In theory with a roll restart of the kubernetes pods we should resolve the problem, I'll ask an advice to Service Ops before proceeding.

Tried a roll restart of codfw pods, not successful.

It seems that the Docker image needs to be rebuilt with a new version of the schema registry, see this prev commit: https://gerrit.wikimedia.org/r/c/eventgate-wikimedia/+/625966/1/.pipeline/blubber.yaml

Change 838067 had a related patch set uploaded (by Elukey; author: Elukey):

[eventgate-wikimedia@master] blubber: update primary schema registry's git sha

https://gerrit.wikimedia.org/r/838067

Change 838067 merged by Btullis:

[eventgate-wikimedia@master] blubber: update primary schema registry's git sha

https://gerrit.wikimedia.org/r/838067

Change 838107 had a related patch set uploaded (by Btullis; author: Btullis):

[operations/deployment-charts@master] Bump version of eventgate image that is in use

https://gerrit.wikimedia.org/r/838107

Change 838107 merged by jenkins-bot:

[operations/deployment-charts@master] Bump version of eventgate image that is in use

https://gerrit.wikimedia.org/r/838107

I have merged @elukey's change to eventgate-wikimedia (https://gerrit.wikimedia.org/r/c/eventgate-wikimedia/+/838067) which built a new production eventgate image.

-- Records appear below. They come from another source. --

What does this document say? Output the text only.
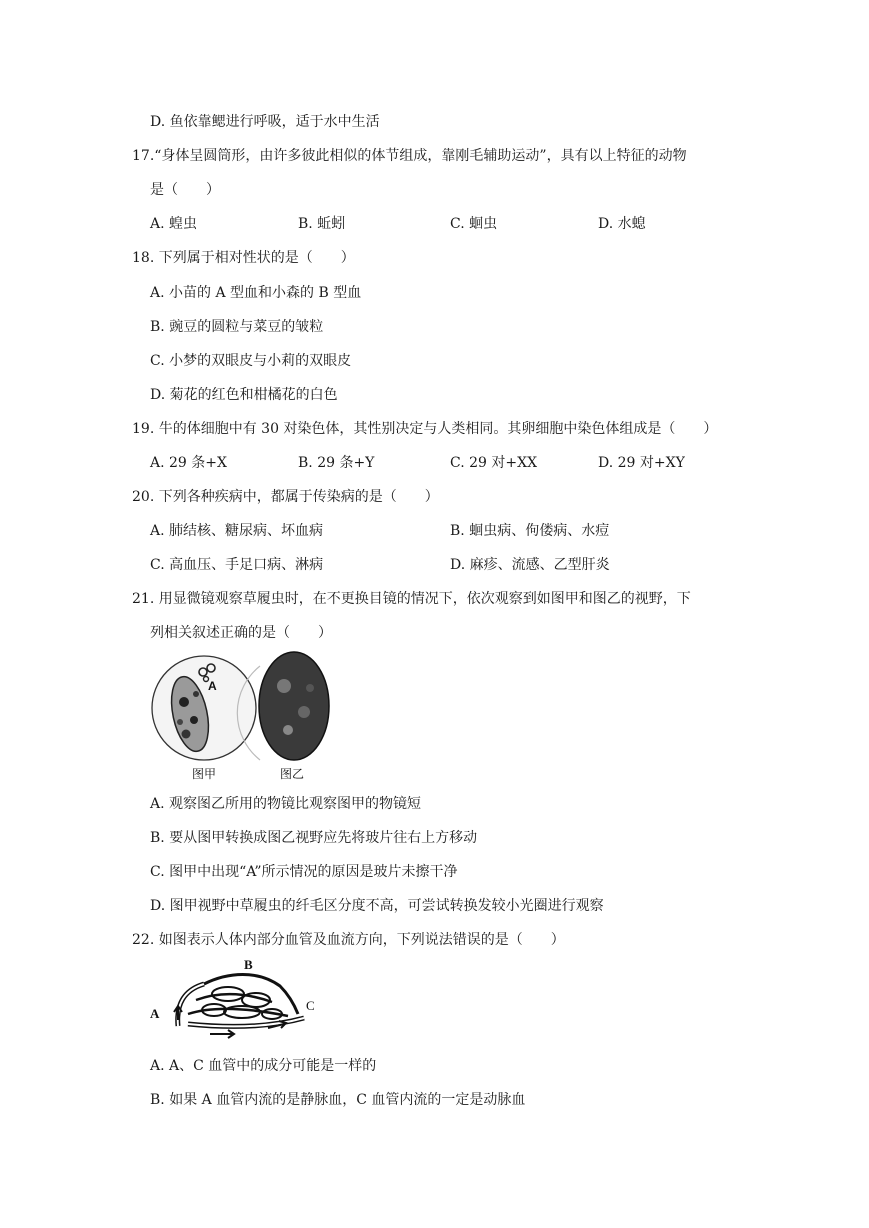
D. 鱼依靠鳃进行呼吸，适于水中生活
17.“身体呈圆筒形，由许多彼此相似的体节组成，靠刚毛辅助运动”，具有以上特征的动物
是（　　）
A. 蝗虫	B. 蚯蚓	C. 蛔虫	D. 水螅
18. 下列属于相对性状的是（　　）
A. 小苗的 A 型血和小森的 B 型血
B. 豌豆的圆粒与菜豆的皱粒
C. 小梦的双眼皮与小莉的双眼皮
D. 菊花的红色和柑橘花的白色
19. 牛的体细胞中有 30 对染色体，其性别决定与人类相同。其卵细胞中染色体组成是（　　）
A. 29 条+X	B. 29 条+Y	C. 29 对+XX	D. 29 对+XY
20. 下列各种疾病中，都属于传染病的是（　　）
A. 肺结核、糖尿病、坏血病	B. 蛔虫病、佝偻病、水痘
C. 高血压、手足口病、淋病	D. 麻疹、流感、乙型肝炎
21. 用显微镜观察草履虫时，在不更换目镜的情况下，依次观察到如图甲和图乙的视野，下
列相关叙述正确的是（　　）
A
图甲	图乙
A. 观察图乙所用的物镜比观察图甲的物镜短
B. 要从图甲转换成图乙视野应先将玻片往右上方移动
C. 图甲中出现“A”所示情况的原因是玻片未擦干净
D. 图甲视野中草履虫的纤毛区分度不高，可尝试转换发较小光圈进行观察
22. 如图表示人体内部分血管及血流方向，下列说法错误的是（　　）
A
B
C
A. A、C 血管中的成分可能是一样的
B. 如果 A 血管内流的是静脉血，C 血管内流的一定是动脉血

Next I have merged a change to deployment-charts (https://gerrit.wikimedia.org/r/c/operations/deployment-charts/+/838107) so that this new image will be deployed.

I will proceed to restart the eventgate-logging-external service.

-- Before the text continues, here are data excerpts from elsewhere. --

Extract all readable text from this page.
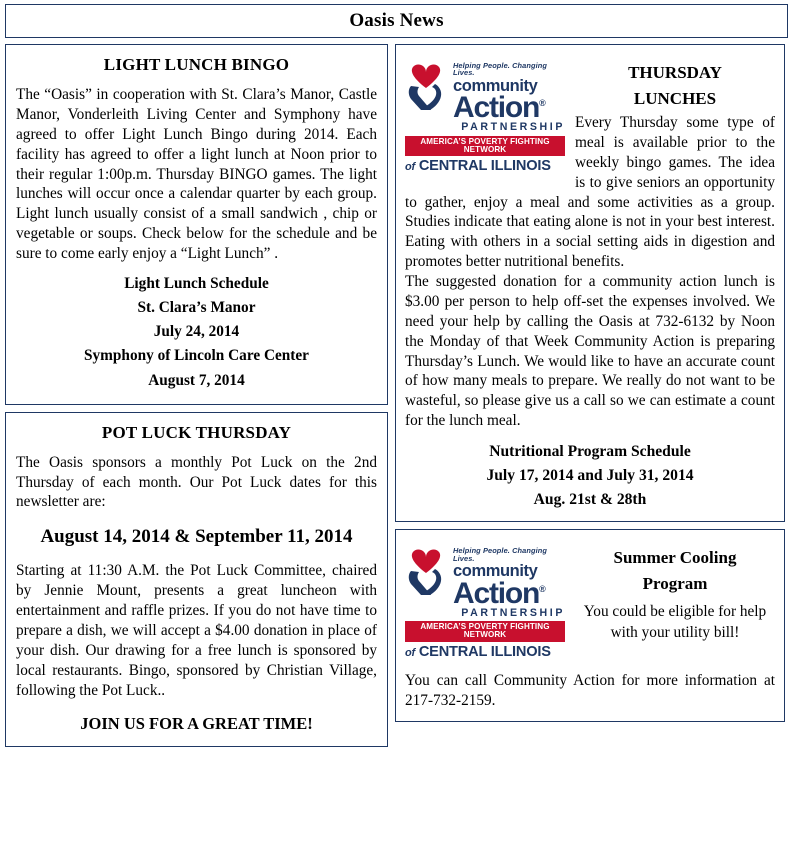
Oasis News
LIGHT LUNCH BINGO

The “Oasis” in cooperation with St. Clara’s Manor, Castle Manor, Vonderleith Living Center and Symphony have agreed to offer Light Lunch Bingo during 2014. Each facility has agreed to offer a light lunch at Noon prior to their regular 1:00p.m. Thursday BINGO games. The light lunches will occur once a calendar quarter by each group. Light lunch usually consist of a small sandwich , chip or vegetable or soups. Check below for the schedule and be sure to come early enjoy a “Light Lunch” .

Light Lunch Schedule
St. Clara’s Manor
July 24, 2014
Symphony of Lincoln Care Center
August 7, 2014
POT LUCK THURSDAY

The Oasis sponsors a monthly Pot Luck on the 2nd Thursday of each month. Our Pot Luck dates for this newsletter are:

August 14, 2014 & September 11, 2014

Starting at 11:30 A.M. the Pot Luck Committee, chaired by Jennie Mount, presents a great luncheon with entertainment and raffle prizes. If you do not have time to prepare a dish, we will accept a $4.00 donation in place of your dish. Our drawing for a free lunch is sponsored by local restaurants. Bingo, sponsored by Christian Village, following the Pot Luck..

JOIN US FOR A GREAT TIME!
Helping People. Changing Lives.
community
Action®
PARTNERSHIP
AMERICA’S POVERTY FIGHTING NETWORK
of CENTRAL ILLINOIS
THURSDAY
LUNCHES

Every Thursday some type of meal is available prior to the weekly bingo games. The idea is to give seniors an opportunity to gather, enjoy a meal and some activities as a group. Studies indicate that eating alone is not in your best interest. Eating with others in a social setting aids in digestion and promotes better nutritional benefits.

The suggested donation for a community action lunch is $3.00 per person to help off-set the expenses involved. We need your help by calling the Oasis at 732-6132 by Noon the Monday of that Week Community Action is preparing Thursday’s Lunch. We would like to have an accurate count of how many meals to prepare. We really do not want to be wasteful, so please give us a call so we can estimate a count for the lunch meal.

Nutritional Program Schedule
July 17, 2014 and July 31, 2014
Aug. 21st & 28th
Helping People. Changing Lives.
community
Action®
PARTNERSHIP
AMERICA’S POVERTY FIGHTING NETWORK
of CENTRAL ILLINOIS
Summer Cooling
Program
You could be eligible for help
with your utility bill!

You can call Community Action for more information at 217-732-2159.
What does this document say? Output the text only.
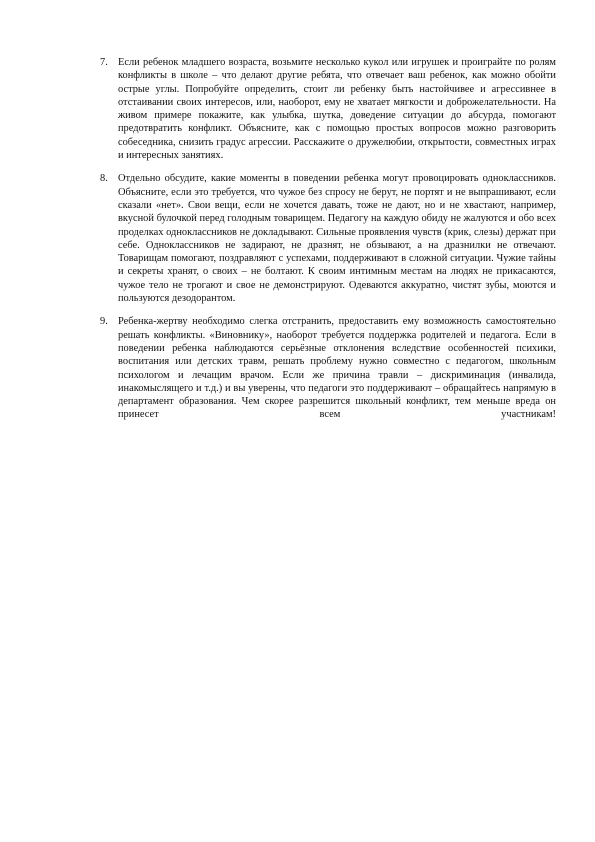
7. Если ребенок младшего возраста, возьмите несколько кукол или игрушек и проиграйте по ролям конфликты в школе – что делают другие ребята, что отвечает ваш ребенок, как можно обойти острые углы. Попробуйте определить, стоит ли ребенку быть настойчивее и агрессивнее в отстаивании своих интересов, или, наоборот, ему не хватает мягкости и доброжелательности. На живом примере покажите, как улыбка, шутка, доведение ситуации до абсурда, помогают предотвратить конфликт. Объясните, как с помощью простых вопросов можно разговорить собеседника, снизить градус агрессии. Расскажите о дружелюбии, открытости, совместных играх и интересных занятиях.

8. Отдельно обсудите, какие моменты в поведении ребенка могут провоцировать одноклассников. Объясните, если это требуется, что чужое без спросу не берут, не портят и не выпрашивают, если сказали «нет». Свои вещи, если не хочется давать, тоже не дают, но и не хвастают, например, вкусной булочкой перед голодным товарищем. Педагогу на каждую обиду не жалуются и обо всех проделках одноклассников не докладывают. Сильные проявления чувств (крик, слезы) держат при себе. Одноклассников не задирают, не дразнят, не обзывают, а на дразнилки не отвечают. Товарищам помогают, поздравляют с успехами, поддерживают в сложной ситуации. Чужие тайны и секреты хранят, о своих – не болтают. К своим интимным местам на людях не прикасаются, чужое тело не трогают и свое не демонстрируют. Одеваются аккуратно, чистят зубы, моются и пользуются дезодорантом.

9. Ребенка-жертву необходимо слегка отстранить, предоставить ему возможность самостоятельно решать конфликты. «Виновнику», наоборот требуется поддержка родителей и педагога. Если в поведении ребенка наблюдаются серьёзные отклонения вследствие особенностей психики, воспитания или детских травм, решать проблему нужно совместно с педагогом, школьным психологом и лечащим врачом. Если же причина травли – дискриминация (инвалида, инакомыслящего и т.д.) и вы уверены, что педагоги это поддерживают – обращайтесь напрямую в департамент образования. Чем скорее разрешится школьный конфликт, тем меньше вреда он принесет всем участникам!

I have deployed eventgate-logging-external and the new schema appears to be in place.

image.png (347×1 px, 54 KB)

I can see an uptick here: https://grafana.wikimedia.org/d/000000566/overview?orgId=1&viewPanel=16&from=now-1h&to=now&refresh=30s but it is gradual.
Is anyone else able to confirm whether or not this fix has been successful?

Both logstash and grafana look really good, I think that the task can be closed!

Is anyone else able to confirm whether or not this fix has been successful?

I added a line like

setTimeout( function () { throw new Error( 'T319261' ); }, 5000 );

to my common.js, refreshed the page, and saw a POST request to https://intake-logging.wikimedia.org/v1/events?hasty=true that with HTTP 202 so 👍.

elukey lowered the priority of this task from Unbreak Now! to Medium.Oct 4 2022, 11:39 AM

Thank you all! Yes, only the 'analytics' eventgate clusters use dynamic schema lookup. All others rely on schemas baked into their local docker image, so they don't have to be runtime coupled to a remote schema service.

brennen claimed this task.

Resolving per discussion here and normal-looking graphs.

Thanks for the quick response here!